Last October the Redmond Giant started a blackout campaign against piracy in China. Any computer that detected a pirated copy of Windows would simply turn the monitor black. At issue are millions of pirated copies of Windows, a potential playground for hackers — not to mention loss of revenue — since this software is not typically being updated with security patches.
Brilliant idea? It's hard to see how it could have been worse. Chinese businesses complained to the government, which told Microsoft to "rethink" its blackout campaign and respect consumer rights. Apparently in China you're still a consumer even if you buy from pirates. In the US, sympathy was also hard to find. The general consensus was Microsoft was simply paying the price of doing business in China. On the interweb, where discourse isn't usually very civil, even those few who stood up for Microsoft were shouted down as nothing less than defenders of pure and opportunistic evil.
Then three short months later Google gets attacked and threatens to pull out of China, generating an outcry from users both inside and outside China.
The lesson of this story — other than being popular is more important that just being good — is that the key to building international sympathy for a company is make any assault on it look like an attack on everyone.
Microsoft's mistake was making its software the focus of its campaign. The attack on Google is being portrayed as nothing less than an attack on human rights, privacy as well as an underhanded attempt by the government to renege on the deal that brought Google into the country in the first place. It's drama, baby.
That's how it's spun anyway, because the other way of looking at this is that China succumbed to the temptation of what it thought was low-hanging fruit. There are tons of data on possible dissidents — an internal security issue, they say — sitting on a computer somewhere.
Those computers go to the heart of the whole matter. The location of Google's data centres are company secrets. The deal that brought Google to China in 2005 provided for a censored version of its website (Google.cn) but allowed the company to keep its data centre outside the country, an issue that has previously resulted in Google.com being blocked in China.
Out of curiosity, I asked Joanne Kubba, the communications manager for Google here in the UAE, where my data (I use many of Google's products) is kept. I was told politely but firmly that information was closely guarded. I did learn that while we here in the UAE like to complain about sites like Orkut and Flickr being blocked, it's small potatoes compared to China. Kubba said that neither etisalat, du or the Telecommunications Regulatory Authority have ever approached the company and asked them to censor anything. True, we have the proxy instead, but that has more holes in it than Swiss cheese.

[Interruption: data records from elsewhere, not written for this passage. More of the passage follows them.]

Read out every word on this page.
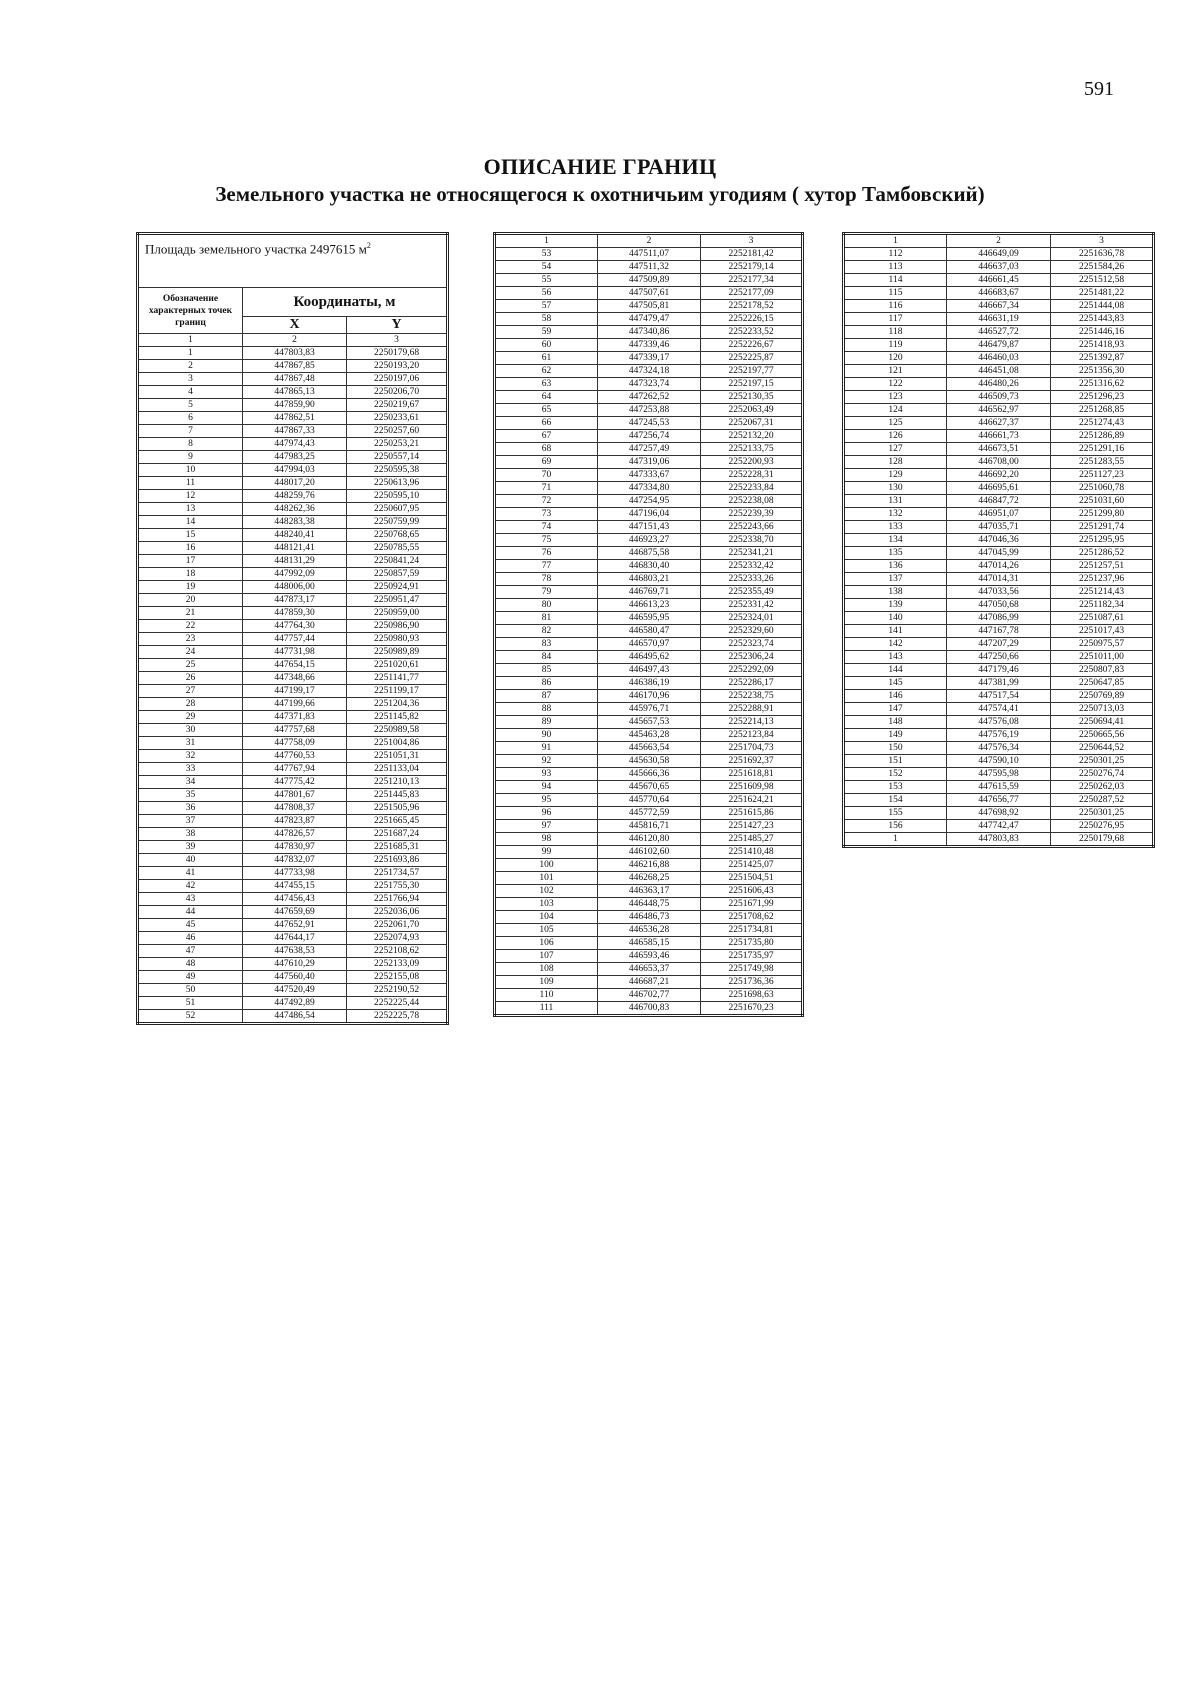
591
ОПИСАНИЕ ГРАНИЦ
Земельного участка не относящегося к охотничьим угодиям ( хутор Тамбовский)
Площадь земельного участка 2497615 $м^2$
Обозначение характерных точек границ	Координаты, м	
	X	Y
1	2	3
1	447803,83	2250179,68
2	447867,85	2250193,20
3	447867,48	2250197,06
4	447865,13	2250206,70
5	447859,90	2250219,67
6	447862,51	2250233,61
7	447867,33	2250257,60
8	447974,43	2250253,21
9	447983,25	2250557,14
10	447994,03	2250595,38
11	448017,20	2250613,96
12	448259,76	2250595,10
13	448262,36	2250607,95
14	448283,38	2250759,99
15	448240,41	2250768,65
16	448121,41	2250785,55
17	448131,29	2250841,24
18	447992,09	2250857,59
19	448006,00	2250924,91
20	447873,17	2250951,47
21	447859,30	2250959,00
22	447764,30	2250986,90
23	447757,44	2250980,93
24	447731,98	2250989,89
25	447654,15	2251020,61
26	447348,66	2251141,77
27	447199,17	2251199,17
28	447199,66	2251204,36
29	447371,83	2251145,82
30	447757,68	2250989,58
31	447758,09	2251004,86
32	447760,53	2251051,31
33	447767,94	2251133,04
34	447775,42	2251210,13
35	447801,67	2251445,83
36	447808,37	2251505,96
37	447823,87	2251665,45
38	447826,57	2251687,24
39	447830,97	2251685,31
40	447832,07	2251693,86
41	447733,98	2251734,57
42	447455,15	2251755,30
43	447456,43	2251766,94
44	447659,69	2252036,06
45	447652,91	2252061,70
46	447644,17	2252074,93
47	447638,53	2252108,62
48	447610,29	2252133,09
49	447560,40	2252155,08
50	447520,49	2252190,52
51	447492,89	2252225,44
52	447486,54	2252225,78
1	2	3
53	447511,07	2252181,42
54	447511,32	2252179,14
55	447509,89	2252177,34
56	447507,61	2252177,09
57	447505,81	2252178,52
58	447479,47	2252226,15
59	447340,86	2252233,52
60	447339,46	2252226,67
61	447339,17	2252225,87
62	447324,18	2252197,77
63	447323,74	2252197,15
64	447262,52	2252130,35
65	447253,88	2252063,49
66	447245,53	2252067,31
67	447256,74	2252132,20
68	447257,49	2252133,75
69	447319,06	2252200,93
70	447333,67	2252228,31
71	447334,80	2252233,84
72	447254,95	2252238,08
73	447196,04	2252239,39
74	447151,43	2252243,66
75	446923,27	2252338,70
76	446875,58	2252341,21
77	446830,40	2252332,42
78	446803,21	2252333,26
79	446769,71	2252355,49
80	446613,23	2252331,42
81	446595,95	2252324,01
82	446580,47	2252329,60
83	446570,97	2252323,74
84	446495,62	2252306,24
85	446497,43	2252292,09
86	446386,19	2252286,17
87	446170,96	2252238,75
88	445976,71	2252288,91
89	445657,53	2252214,13
90	445463,28	2252123,84
91	445663,54	2251704,73
92	445630,58	2251692,37
93	445666,36	2251618,81
94	445670,65	2251609,98
95	445770,64	2251624,21
96	445772,59	2251615,86
97	445816,71	2251427,23
98	446120,80	2251485,27
99	446102,60	2251410,48
100	446216,88	2251425,07
101	446268,25	2251504,51
102	446363,17	2251606,43
103	446448,75	2251671,99
104	446486,73	2251708,62
105	446536,28	2251734,81
106	446585,15	2251735,80
107	446593,46	2251735,97
108	446653,37	2251749,98
109	446687,21	2251736,36
110	446702,77	2251698,63
111	446700,83	2251670,23
1	2	3
112	446649,09	2251636,78
113	446637,03	2251584,26
114	446661,45	2251512,58
115	446683,67	2251481,22
116	446667,34	2251444,08
117	446631,19	2251443,83
118	446527,72	2251446,16
119	446479,87	2251418,93
120	446460,03	2251392,87
121	446451,08	2251356,30
122	446480,26	2251316,62
123	446509,73	2251296,23
124	446562,97	2251268,85
125	446627,37	2251274,43
126	446661,73	2251286,89
127	446673,51	2251291,16
128	446708,00	2251283,55
129	446692,20	2251127,23
130	446695,61	2251060,78
131	446847,72	2251031,60
132	446951,07	2251299,80
133	447035,71	2251291,74
134	447046,36	2251295,95
135	447045,99	2251286,52
136	447014,26	2251257,51
137	447014,31	2251237,96
138	447033,56	2251214,43
139	447050,68	2251182,34
140	447086,99	2251087,61
141	447167,78	2251017,43
142	447207,29	2250975,57
143	447250,66	2251011,00
144	447179,46	2250807,83
145	447381,99	2250647,85
146	447517,54	2250769,89
147	447574,41	2250713,03
148	447576,08	2250694,41
149	447576,19	2250665,56
150	447576,34	2250644,52
151	447590,10	2250301,25
152	447595,98	2250276,74
153	447615,59	2250262,03
154	447656,77	2250287,52
155	447698,92	2250301,25
156	447742,47	2250276,95
1	447803,83	2250179,68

Those data centre computers are key. They contain all your emails, documents and a history of your online searches. They're the basis for Google's — as well as Microsoft's and Yahoo's — advertising revenues.

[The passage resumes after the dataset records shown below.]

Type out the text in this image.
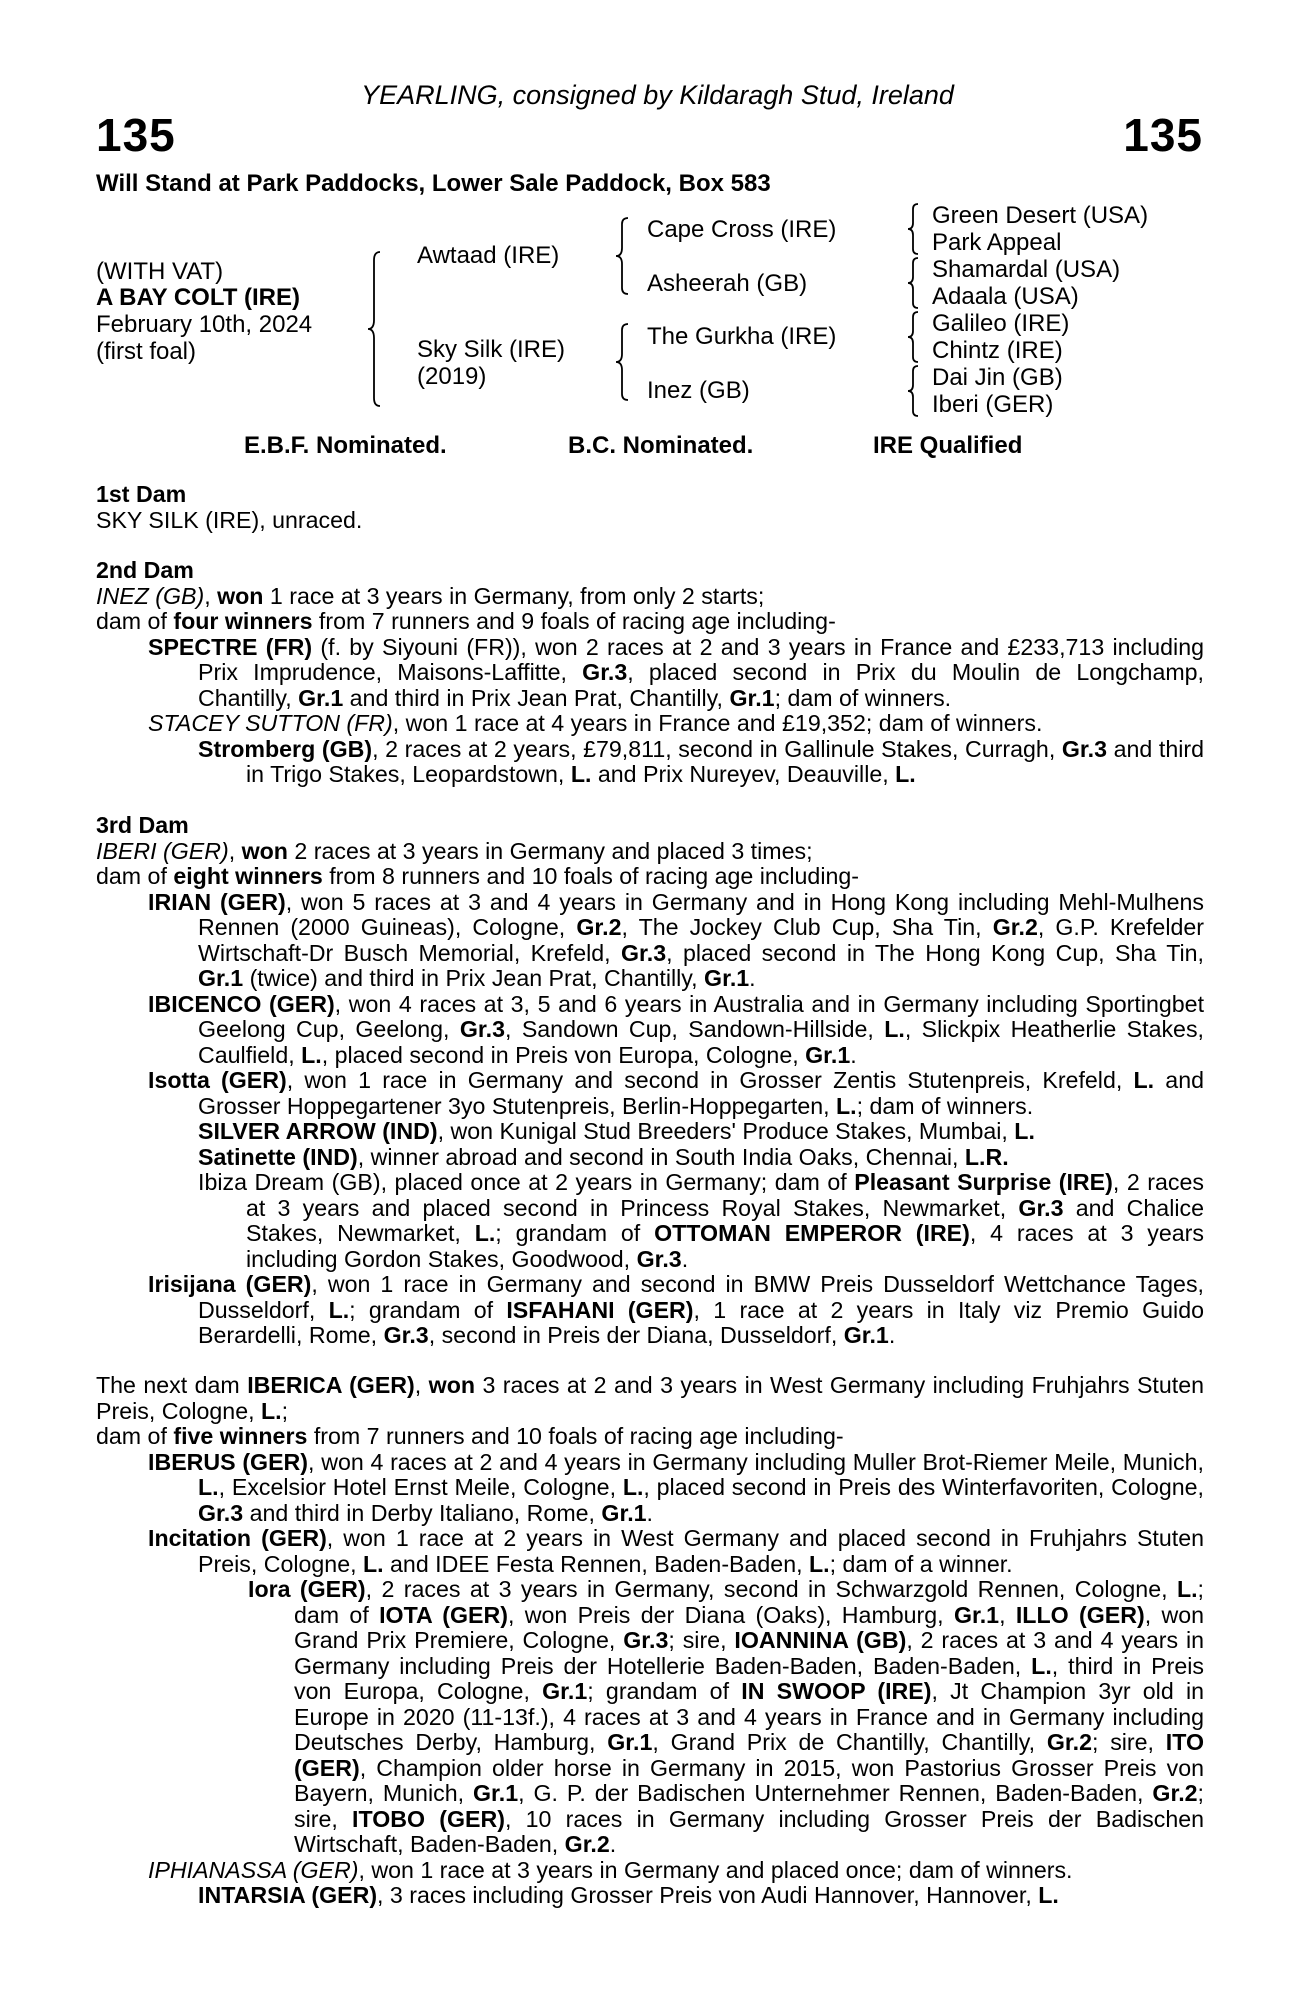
YEARLING, consigned by Kildaragh Stud, Ireland
135	135
Will Stand at Park Paddocks, Lower Sale Paddock, Box 583
(WITH VAT)
A BAY COLT (IRE)
February 10th, 2024
(first foal)
Awtaad (IRE)
Sky Silk (IRE)
(2019)
Cape Cross (IRE)
Asheerah (GB)
The Gurkha (IRE)
Inez (GB)
Green Desert (USA)
Park Appeal
Shamardal (USA)
Adaala (USA)
Galileo (IRE)
Chintz (IRE)
Dai Jin (GB)
Iberi (GER)
E.B.F. Nominated.	B.C. Nominated.	IRE Qualified

1st Dam

SKY SILK (IRE), unraced.

2nd Dam

INEZ (GB), won 1 race at 3 years in Germany, from only 2 starts;

dam of four winners from 7 runners and 9 foals of racing age including-

SPECTRE (FR) (f. by Siyouni (FR)), won 2 races at 2 and 3 years in France and £233,713 including Prix Imprudence, Maisons-Laffitte, Gr.3, placed second in Prix du Moulin de Longchamp, Chantilly, Gr.1 and third in Prix Jean Prat, Chantilly, Gr.1; dam of winners.

STACEY SUTTON (FR), won 1 race at 4 years in France and £19,352; dam of winners.

Stromberg (GB), 2 races at 2 years, £79,811, second in Gallinule Stakes, Curragh, Gr.3 and third in Trigo Stakes, Leopardstown, L. and Prix Nureyev, Deauville, L.

3rd Dam

IBERI (GER), won 2 races at 3 years in Germany and placed 3 times;

dam of eight winners from 8 runners and 10 foals of racing age including-

IRIAN (GER), won 5 races at 3 and 4 years in Germany and in Hong Kong including Mehl-Mulhens Rennen (2000 Guineas), Cologne, Gr.2, The Jockey Club Cup, Sha Tin, Gr.2, G.P. Krefelder Wirtschaft-Dr Busch Memorial, Krefeld, Gr.3, placed second in The Hong Kong Cup, Sha Tin, Gr.1 (twice) and third in Prix Jean Prat, Chantilly, Gr.1.

IBICENCO (GER), won 4 races at 3, 5 and 6 years in Australia and in Germany including Sportingbet Geelong Cup, Geelong, Gr.3, Sandown Cup, Sandown-Hillside, L., Slickpix Heatherlie Stakes, Caulfield, L., placed second in Preis von Europa, Cologne, Gr.1.

Isotta (GER), won 1 race in Germany and second in Grosser Zentis Stutenpreis, Krefeld, L. and Grosser Hoppegartener 3yo Stutenpreis, Berlin-Hoppegarten, L.; dam of winners.

SILVER ARROW (IND), won Kunigal Stud Breeders' Produce Stakes, Mumbai, L.

Satinette (IND), winner abroad and second in South India Oaks, Chennai, L.R.

Ibiza Dream (GB), placed once at 2 years in Germany; dam of Pleasant Surprise (IRE), 2 races at 3 years and placed second in Princess Royal Stakes, Newmarket, Gr.3 and Chalice Stakes, Newmarket, L.; grandam of OTTOMAN EMPEROR (IRE), 4 races at 3 years including Gordon Stakes, Goodwood, Gr.3.

Irisijana (GER), won 1 race in Germany and second in BMW Preis Dusseldorf Wettchance Tages, Dusseldorf, L.; grandam of ISFAHANI (GER), 1 race at 2 years in Italy viz Premio Guido Berardelli, Rome, Gr.3, second in Preis der Diana, Dusseldorf, Gr.1.

The next dam IBERICA (GER), won 3 races at 2 and 3 years in West Germany including Fruhjahrs Stuten Preis, Cologne, L.;

dam of five winners from 7 runners and 10 foals of racing age including-

IBERUS (GER), won 4 races at 2 and 4 years in Germany including Muller Brot-Riemer Meile, Munich, L., Excelsior Hotel Ernst Meile, Cologne, L., placed second in Preis des Winterfavoriten, Cologne, Gr.3 and third in Derby Italiano, Rome, Gr.1.

Incitation (GER), won 1 race at 2 years in West Germany and placed second in Fruhjahrs Stuten Preis, Cologne, L. and IDEE Festa Rennen, Baden-Baden, L.; dam of a winner.

Iora (GER), 2 races at 3 years in Germany, second in Schwarzgold Rennen, Cologne, L.; dam of IOTA (GER), won Preis der Diana (Oaks), Hamburg, Gr.1, ILLO (GER), won Grand Prix Premiere, Cologne, Gr.3; sire, IOANNINA (GB), 2 races at 3 and 4 years in Germany including Preis der Hotellerie Baden-Baden, Baden-Baden, L., third in Preis von Europa, Cologne, Gr.1; grandam of IN SWOOP (IRE), Jt Champion 3yr old in Europe in 2020 (11-13f.), 4 races at 3 and 4 years in France and in Germany including Deutsches Derby, Hamburg, Gr.1, Grand Prix de Chantilly, Chantilly, Gr.2; sire, ITO (GER), Champion older horse in Germany in 2015, won Pastorius Grosser Preis von Bayern, Munich, Gr.1, G. P. der Badischen Unternehmer Rennen, Baden-Baden, Gr.2; sire, ITOBO (GER), 10 races in Germany including Grosser Preis der Badischen Wirtschaft, Baden-Baden, Gr.2.

IPHIANASSA (GER), won 1 race at 3 years in Germany and placed once; dam of winners.

INTARSIA (GER), 3 races including Grosser Preis von Audi Hannover, Hannover, L.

If that information is compromised, Google's advertising business goes down the pan. It's not surprising that following an attack, Google threatened to pull out.
Oddly enough, Microsoft has said it will not be pulling out. While Baidu, the dominant search engine in China, is expected to be the real winner in Google's withdrawal, Microsoft is also hoping to grab some of the estimated 25 per cent market share that will now be up for grabs. It's a chance for some revenge on their part, too. A number of security issues surrounding Internet Explorer 6 — the same issues that Microsoft was trying so hard to combat back in October — are being blamed for its role in the Chinese cyberattacks on Google, proving that not only is China a hard market to tame, its also abundantly rich in irony.